The river was always my purpose, my undeclared destination. I judged the value of the walk on how long I could spend standing there at the edge, clinging to the metal rail that burned my un-gloved hands, yielding my open eyes to the wind that had not yet lost its teeth. And I stared downward at the shapes of the water constantly replacing itself and thought, blood is so thick and red and warm and human, water is so clear, cool, eternal, If we had water in our veins we would be cold gods.

I thought it in these words, and I recalled these words today while probing a dream I had last night. It was the kind of dream that becomes a nightmare only after you wake up and examine its atrocities. In this dream there were two or three or five beings that resembled men and women in appearance, but they were not people, certainly not human. I knew this first as one inexplicably knows universal truths in dreams, but I also saw it.

They placed less value on life than a small egocentric child places on the beetle he or she pulls apart in playful curiosity. They carelessly killed a man because they were not wildly impressed by his work, then discussed it idly, not bothering to face his nearby corpse. One of them skinned a cat alive; I saw the pink muscles still in the form, still twitching in the second before I looked away. The thing was holding the white and bloody fur in one hand, and eating it, tearing soft, wet swatches of it away in its teeth.

Perhaps most disturbingly, until I woke up, I was emotionally detached. I disapproved of these creatures and despised their acts, but possessed inadequately the empathy that was absent from their blank, bright eyes.

They were terrible and superior; I took it for a fact that they transcended me.

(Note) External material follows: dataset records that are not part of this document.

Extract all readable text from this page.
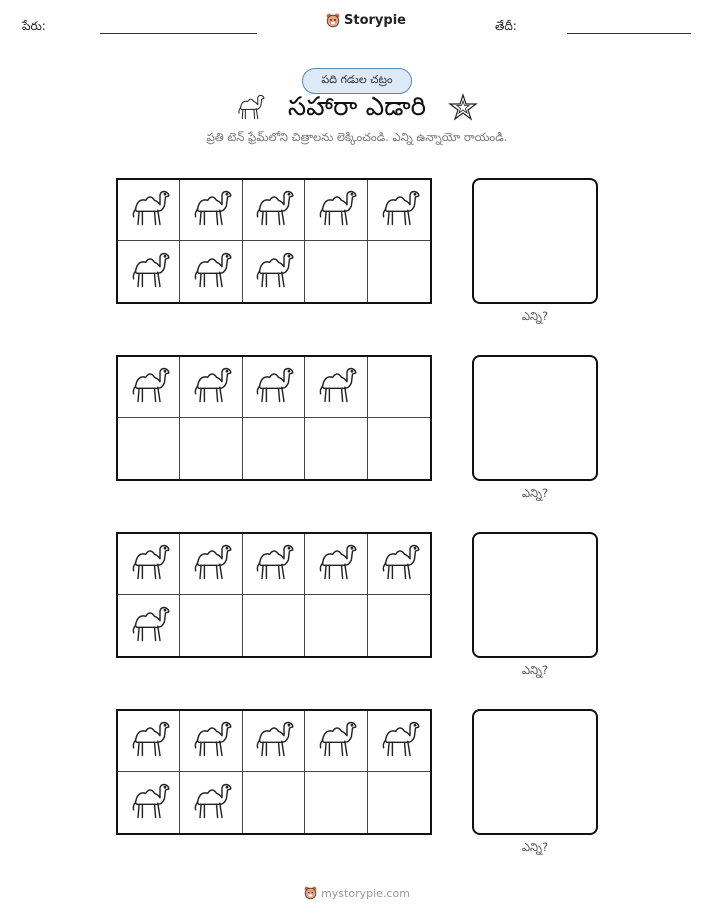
పేరు:	Storypie	తేదీ:
పది గడుల చట్రం
సహారా ఎడారి
ప్రతి టెన్ ఫ్రేమ్‌లోని చిత్రాలను లెక్కించండి. ఎన్ని ఉన్నాయో రాయండి.
ఎన్ని?
ఎన్ని?
ఎన్ని?
ఎన్ని?
mystorypie.com
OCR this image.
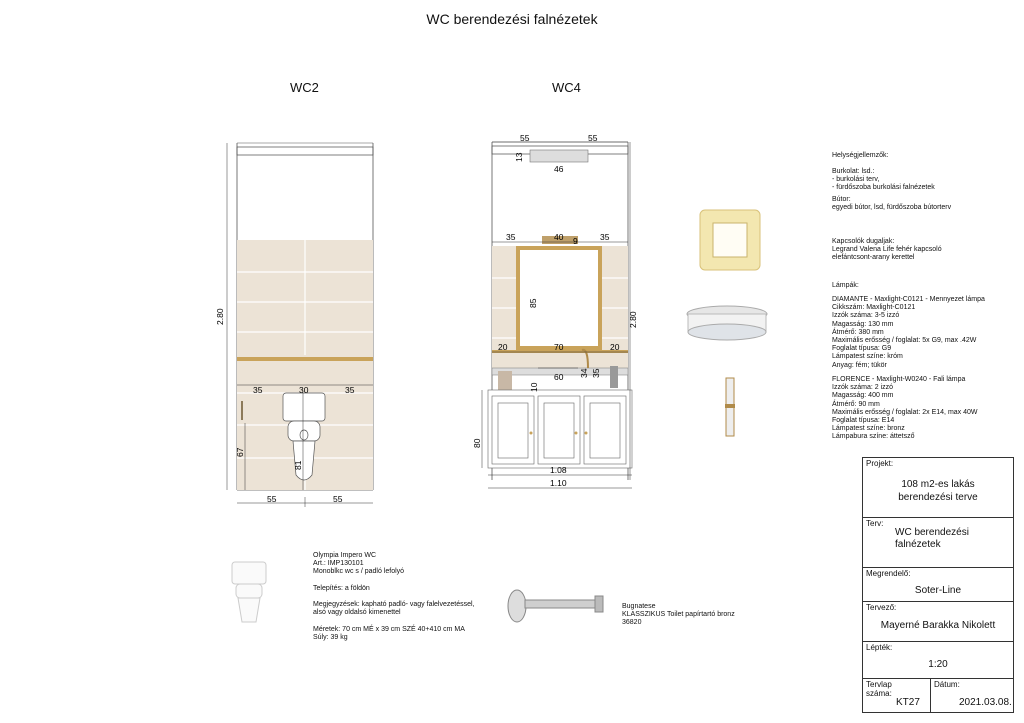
WC berendezési falnézetek
WC2
2.80
55	55
35	30	35
81
67
WC4
55	55
13
46
35	40 9	35
85
20	70	20
60
10
34 35
80
1.08
1.10
2.80
Helységjellemzők:
Burkolat: lsd.:
- burkolási terv,
- fürdőszoba burkolási falnézetek
Bútor:
egyedi bútor, lsd, fürdőszoba bútorterv
Kapcsolók dugaljak:
Legrand Valena Life fehér kapcsoló
elefántcsont-arany kerettel
Lámpák:
DIAMANTE - Maxlight-C0121 - Mennyezet lámpa
Cikkszám: Maxlight-C0121
Izzók száma: 3-5 izzó
Magasság: 130 mm
Átmérő: 380 mm
Maximális erősség / foglalat: 5x G9, max .42W
Foglalat típusa: G9
Lámpatest színe: króm
Anyag: fém; tükör
FLORENCE - Maxlight-W0240 - Fali lámpa
Izzók száma: 2 izzó
Magasság: 400 mm
Átmérő: 90 mm
Maximális erősség / foglalat: 2x E14, max 40W
Foglalat típusa: E14
Lámpatest színe: bronz
Lámpabura színe: áttetsző
Olympia Impero WC
Art.: IMP130101
Monoblkc wc s / padló lefolyó

Telepítés: a földön

Megjegyzések: kapható padló- vagy falelvezetéssel,
alsó vagy oldalsó kimenettel

Méretek: 70 cm MÉ x 39 cm SZÉ 40+410 cm MA
Súly: 39 kg
Bugnatese
KLASSZIKUS Toilet papírtartó bronz
36820
Projekt:
108 m2-es lakás
berendezési terve
Terv:
WC berendezési
falnézetek
Megrendelő:
Soter-Line
Tervező:
Mayerné Barakka Nikolett
Lépték:
1:20
Tervlap
száma:
KT27
Dátum:
2021.03.08.
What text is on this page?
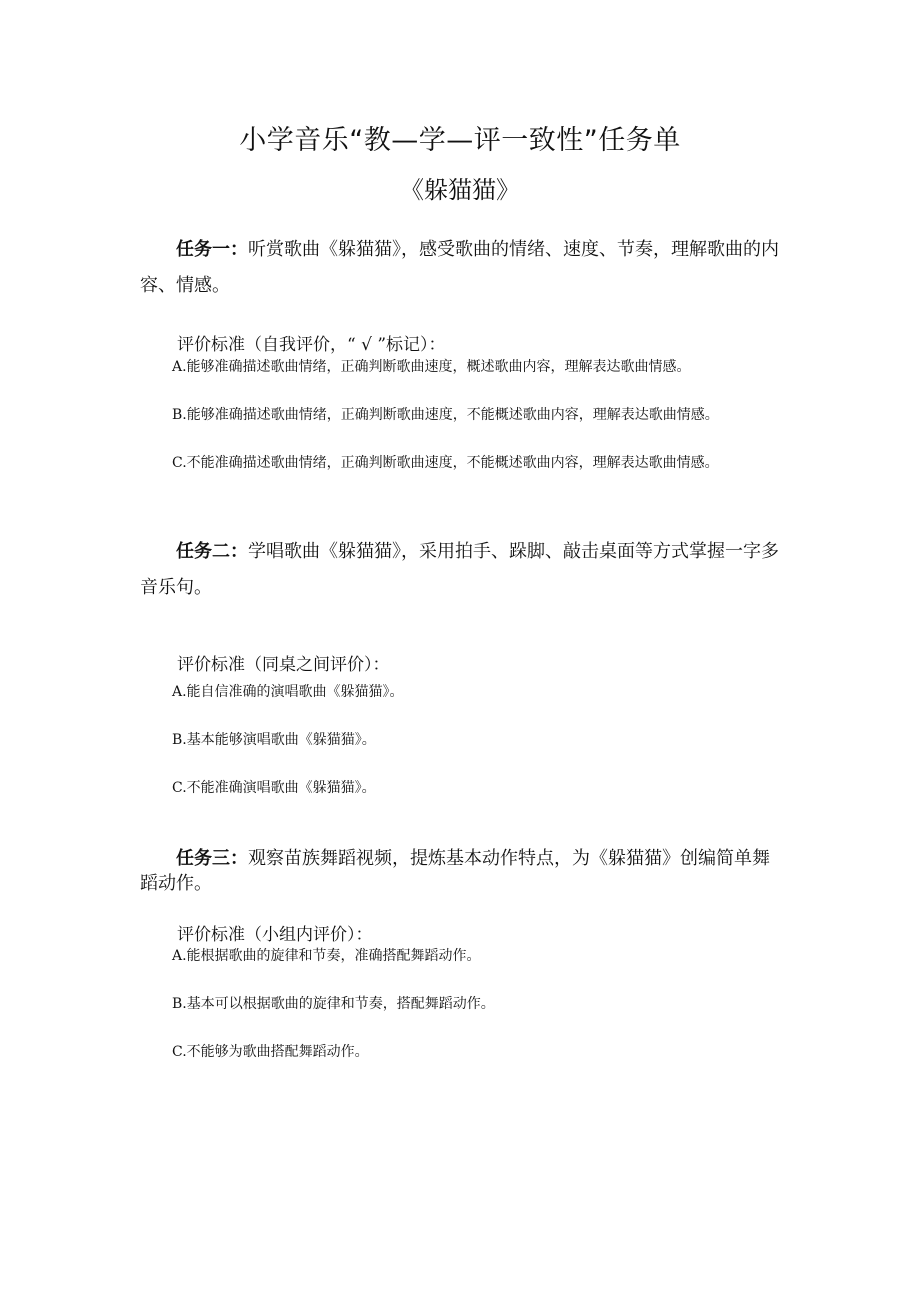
小学音乐“教—学—评一致性”任务单
《躲猫猫》
任务一：听赏歌曲《躲猫猫》，感受歌曲的情绪、速度、节奏，理解歌曲的内容、情感。
评价标准（自我评价，“ √ ”标记）：
A.能够准确描述歌曲情绪，正确判断歌曲速度，概述歌曲内容，理解表达歌曲情感。
B.能够准确描述歌曲情绪，正确判断歌曲速度，不能概述歌曲内容，理解表达歌曲情感。
C.不能准确描述歌曲情绪，正确判断歌曲速度，不能概述歌曲内容，理解表达歌曲情感。
任务二：学唱歌曲《躲猫猫》，采用拍手、跺脚、敲击桌面等方式掌握一字多音乐句。
评价标准（同桌之间评价）：
A.能自信准确的演唱歌曲《躲猫猫》。
B.基本能够演唱歌曲《躲猫猫》。
C.不能准确演唱歌曲《躲猫猫》。
任务三：观察苗族舞蹈视频，提炼基本动作特点，为《躲猫猫》创编简单舞蹈动作。
评价标准（小组内评价）：
A.能根据歌曲的旋律和节奏，准确搭配舞蹈动作。
B.基本可以根据歌曲的旋律和节奏，搭配舞蹈动作。
C.不能够为歌曲搭配舞蹈动作。
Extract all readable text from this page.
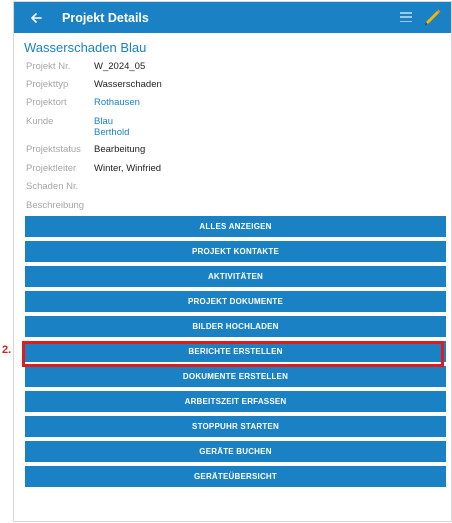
Projekt Details
Wasserschaden Blau
Projekt Nr. W_2024_05
Projekttyp	Wasserschaden
Projektort	Rothausen
Kunde	Blau
Berthold
Projektstatus Bearbeitung
Projektleiter Winter, Winfried
Schaden Nr.
Beschreibung
ALLES ANZEIGEN
PROJEKT KONTAKTE
AKTIVITÄTEN
PROJEKT DOKUMENTE
BILDER HOCHLADEN
BERICHTE ERSTELLEN
DOKUMENTE ERSTELLEN
ARBEITSZEIT ERFASSEN
STOPPUHR STARTEN
GERÄTE BUCHEN
GERÄTEÜBERSICHT
2.
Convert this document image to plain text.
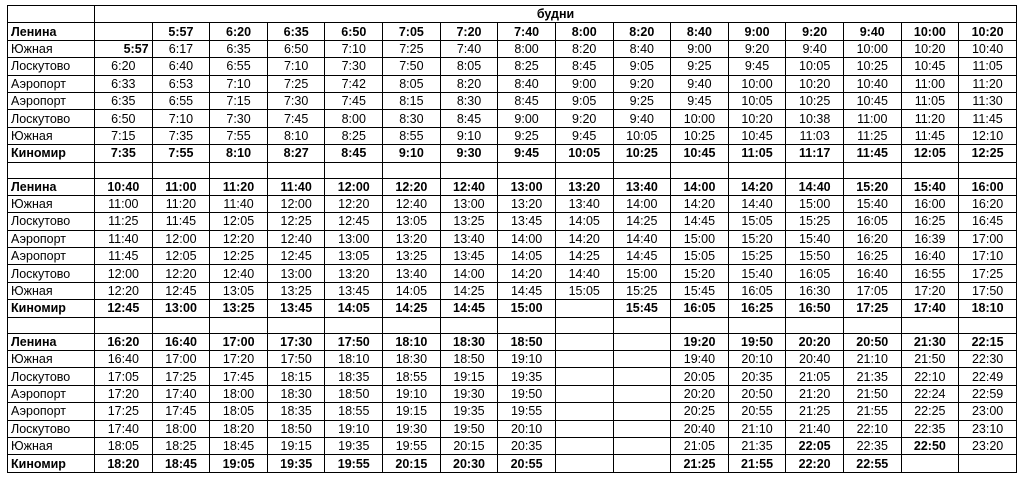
	будни															
Ленина		5:57	6:20	6:35	6:50	7:05	7:20	7:40	8:00	8:20	8:40	9:00	9:20	9:40	10:00	10:20
Южная	5:57	6:17	6:35	6:50	7:10	7:25	7:40	8:00	8:20	8:40	9:00	9:20	9:40	10:00	10:20	10:40
Лоскутово	6:20	6:40	6:55	7:10	7:30	7:50	8:05	8:25	8:45	9:05	9:25	9:45	10:05	10:25	10:45	11:05
Аэропорт	6:33	6:53	7:10	7:25	7:42	8:05	8:20	8:40	9:00	9:20	9:40	10:00	10:20	10:40	11:00	11:20
Аэропорт	6:35	6:55	7:15	7:30	7:45	8:15	8:30	8:45	9:05	9:25	9:45	10:05	10:25	10:45	11:05	11:30
Лоскутово	6:50	7:10	7:30	7:45	8:00	8:30	8:45	9:00	9:20	9:40	10:00	10:20	10:38	11:00	11:20	11:45
Южная	7:15	7:35	7:55	8:10	8:25	8:55	9:10	9:25	9:45	10:05	10:25	10:45	11:03	11:25	11:45	12:10
Киномир	7:35	7:55	8:10	8:27	8:45	9:10	9:30	9:45	10:05	10:25	10:45	11:05	11:17	11:45	12:05	12:25

Ленина	10:40	11:00	11:20	11:40	12:00	12:20	12:40	13:00	13:20	13:40	14:00	14:20	14:40	15:20	15:40	16:00
Южная	11:00	11:20	11:40	12:00	12:20	12:40	13:00	13:20	13:40	14:00	14:20	14:40	15:00	15:40	16:00	16:20
Лоскутово	11:25	11:45	12:05	12:25	12:45	13:05	13:25	13:45	14:05	14:25	14:45	15:05	15:25	16:05	16:25	16:45
Аэропорт	11:40	12:00	12:20	12:40	13:00	13:20	13:40	14:00	14:20	14:40	15:00	15:20	15:40	16:20	16:39	17:00
Аэропорт	11:45	12:05	12:25	12:45	13:05	13:25	13:45	14:05	14:25	14:45	15:05	15:25	15:50	16:25	16:40	17:10
Лоскутово	12:00	12:20	12:40	13:00	13:20	13:40	14:00	14:20	14:40	15:00	15:20	15:40	16:05	16:40	16:55	17:25
Южная	12:20	12:45	13:05	13:25	13:45	14:05	14:25	14:45	15:05	15:25	15:45	16:05	16:30	17:05	17:20	17:50
Киномир	12:45	13:00	13:25	13:45	14:05	14:25	14:45	15:00		15:45	16:05	16:25	16:50	17:25	17:40	18:10

Ленина	16:20	16:40	17:00	17:30	17:50	18:10	18:30	18:50			19:20	19:50	20:20	20:50	21:30	22:15
Южная	16:40	17:00	17:20	17:50	18:10	18:30	18:50	19:10			19:40	20:10	20:40	21:10	21:50	22:30
Лоскутово	17:05	17:25	17:45	18:15	18:35	18:55	19:15	19:35			20:05	20:35	21:05	21:35	22:10	22:49
Аэропорт	17:20	17:40	18:00	18:30	18:50	19:10	19:30	19:50			20:20	20:50	21:20	21:50	22:24	22:59
Аэропорт	17:25	17:45	18:05	18:35	18:55	19:15	19:35	19:55			20:25	20:55	21:25	21:55	22:25	23:00
Лоскутово	17:40	18:00	18:20	18:50	19:10	19:30	19:50	20:10			20:40	21:10	21:40	22:10	22:35	23:10
Южная	18:05	18:25	18:45	19:15	19:35	19:55	20:15	20:35			21:05	21:35	22:05	22:35	22:50	23:20
Киномир	18:20	18:45	19:05	19:35	19:55	20:15	20:30	20:55			21:25	21:55	22:20	22:55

In their indifference they seemed divine embodiments of amoral nature. They saw the universe as it might see itself : wildly and unaffectedly.

It is so strange that this which gives us the most undeniable awe is what we cannot allow in ourselves, and strange that its polar opposite of unlimited benevolent awareness is hallowed by its side.

Tuesday, March 9, 2010

Singing America

I can't sing America
A land so close it's out of focus
Always a dream,
Always someone else's,
The edge of a blanket partly before my eyes.
I can never hear what is underneath the myriad muffling folds,
Only feel what is pocketed in mine.
I've sung soprano, tenor, alto (not quite bass)
I thought I was a composer?
I've sung so many parts
I should be able to sing my own.

Monday, March 1, 2010

Eminent Emerson

"There is a class of persons to whom by all spiritual affinity I am bought and sold; for them I will go to prison, if need be; but your miscellaneous popular charities; the education at college of fools; the building of meeting-houses to the vain end to which many now stand; alms to sots; and the thousandfold Relief Societies; -- though I confess with shame I sometimes succumb and give the dollar, it is a wicked dollar which by and by I shall have the manhood to withhold."



I chose this disgustingly long quotation partly because I don't fully understand what he means, and partly because it closes the passage I thought was the sickest. In the preceding passage there are pithier statements: "A man is to carry himself as if every thing were titular and ephemeral but he"; "The doctrine of hatred must be preached...." statements which I found despicable and arrogant.

Although I must agree on a superficial level that personal strength and confidence are good things, even necessary to "genius" as he claims, my humanistic sentiment cannot accept his nihilistic attitude towards everything that is not from himself. I'm sorry, but giving to charity is good, it's the best we can do. And abolitionists aren't bad people. I hope I'm not misreading the essay completely, I'm sure I must have some misinterpretations, but I still disliked the gerneral tone. He even goes so far to say that the truth is subjective, and that what HE percieves is fact.

The part I don't understand is the what his "class of persons" is. Presumably, by extention, what ANYONE percieves is fact, but he never really bothers to go there, and doesn't let the rest of humanity play by his rules. He claims consanguinity with all other men, but then sets them at an inferior level.